Landgericht Köln: Agenturleiter bekommt Bestandspflegeprovision auch nach Vertragsende

Das Landgericht Köln hat am 30.6.2015 einen Vertrieb zur Zahlung einer Bestandspflegeprovision verurteilt.

Das Besondere an der Entscheidung ist, dass im Handelsvertretervertrag ausgeschlossen wurde, dass nach Vertragsende jeglicher Anspruch auf Provision entfallen würde und der Vertrag bereits beendet war.

Ich fast allen Handelsverträgen ist übrigens der Provisionsanspruch nach Ende des Vertrages ausgeschlossen. Eigentlich ist diese Klausel überflüssig, denn mit  Ende des Vertrages dürften die Leistungsverpflichtungen ohnehin wegfallen.

Der Vertrieb hatte die Provision  selbst abgerechnet und nur teilweise ausgezahlt.

Der Kläger war bis 31.03.2014 rund 11 Jahre als Handelsvertreter und Agenturleiter für die Beklagte tätig.

Ziffer 11 des zwischen den Parteien geschlossenen Vertretervertrags bestimmt:

„Mit Beendigung des Vertragsverhältnisses erlischt jeglicher Anspruch des Vertreters auf irgendwelche Vergütungen oder Provisionen.“

In den zwischen den Parteien vereinbarten Besonderen Bestimmungen – Basis – Bestandspflegeprovision SHUR für Agenturleiter ist in Ziffer 1.5 bestimmt (Anlage 1):

„Der Bestandspflegeprovisionsanspruch entsteht mit der Zahlung des vollen Jahresbeitrags, bei ratierlicher Zahlungsweise pro-rata-temporis. Soweit der Agenturvertreter Bestandsprovisionen erhalten hat, für die entsprechende Beiträge nicht entrichtet wurden, sind die Bestandsprovisionen voll bzw. anteilig zurückzuzahlen.“

Die Provisionsaufstellung der Beklagten vom 29.01.2014 weist einen Anspruch des Klägers in Höhe von 18.893,63 € auf .
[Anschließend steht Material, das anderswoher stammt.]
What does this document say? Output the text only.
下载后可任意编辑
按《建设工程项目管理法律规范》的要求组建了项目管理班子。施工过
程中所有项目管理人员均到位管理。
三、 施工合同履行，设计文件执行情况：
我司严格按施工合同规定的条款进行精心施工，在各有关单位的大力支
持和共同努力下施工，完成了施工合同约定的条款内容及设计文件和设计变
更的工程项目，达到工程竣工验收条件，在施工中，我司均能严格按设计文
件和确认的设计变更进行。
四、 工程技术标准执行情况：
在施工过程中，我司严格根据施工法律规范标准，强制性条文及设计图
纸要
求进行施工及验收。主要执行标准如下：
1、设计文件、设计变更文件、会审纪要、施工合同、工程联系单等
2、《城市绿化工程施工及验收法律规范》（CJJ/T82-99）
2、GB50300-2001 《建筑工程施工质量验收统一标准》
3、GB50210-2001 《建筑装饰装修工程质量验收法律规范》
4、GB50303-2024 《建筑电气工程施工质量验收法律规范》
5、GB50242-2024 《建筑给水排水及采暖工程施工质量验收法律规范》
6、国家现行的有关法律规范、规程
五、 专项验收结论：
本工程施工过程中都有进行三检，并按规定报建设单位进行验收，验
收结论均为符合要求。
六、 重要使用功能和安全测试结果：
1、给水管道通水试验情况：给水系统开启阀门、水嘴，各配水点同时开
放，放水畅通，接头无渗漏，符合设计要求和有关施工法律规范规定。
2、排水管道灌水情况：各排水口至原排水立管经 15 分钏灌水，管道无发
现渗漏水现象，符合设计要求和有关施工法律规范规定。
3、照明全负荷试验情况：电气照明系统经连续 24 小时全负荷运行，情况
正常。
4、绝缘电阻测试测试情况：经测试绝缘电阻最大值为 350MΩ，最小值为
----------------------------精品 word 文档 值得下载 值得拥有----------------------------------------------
Argument des Vertriebs:  Gemäß Ziffer 2.1 der Besonderen Bestimmungen erhalte der Vertreter die Bestandsprovisionen als Gegenleistung für die Pflege und die Betreuung der Kundenbeziehungen sowie für die weiteren dort genannten Tätigkeiten. Solche Leistungen habe der Kläger jedoch nach Beendigung des Vertrags nicht mehr erbringen können.

E n t s c h e i d u n g s g r ü n d e (in Auszügen) :

Dem Kläger steht ein Anspruch auf Zahlung von 10.509,95 € gegen die Beklagte zu.

1. Nach Ziffer 1.5 der Besonderen Bestimmungen entsteht der Bestandsprovisionsanspruch mit der Zahlung des vollen Jahresbeitrags, bei ratierlicher Zahlungsweise pro-rata-temporis. Damit steht dem Vertreter ein Anspruch auf die Bestandsprovision zu, sobald der Jahresbeitrag bzw. der entsprechende unterjährige Beitrag, namentlich ein Halb- oder Vierteljahresbeitrag oder der monatliche Beitrag, gezahlt wurde. Ausgehend von dem von der Beklagtenseite erstellten Ausweis der Bestandsprovision für Januar 2014 (Anlage 7, Bl. 17 AH) stand dem Kläger – jedenfalls ursprünglich und ohne Berücksichtigung der Beendigung des Vertragsverhältnisses – ein Anspruch auf Bestandsprovision in Höhe von 18.893,63 € zu. Davon gehen sowohl der Kläger als auch die Beklagte (S. 4 des Schriftsatzes vom 12.03.2015, Bl. 45 d.A.) aus. Abzüglich der von ihr am 18.02.2014 gezahlten 4.723,41 € und am 12.03.2014 gezahlten 3.660,27 €, insgesamt 8.383,68 €, verbleibt eine Differenz in Höhe der Klageforderung von 10.509,95 €.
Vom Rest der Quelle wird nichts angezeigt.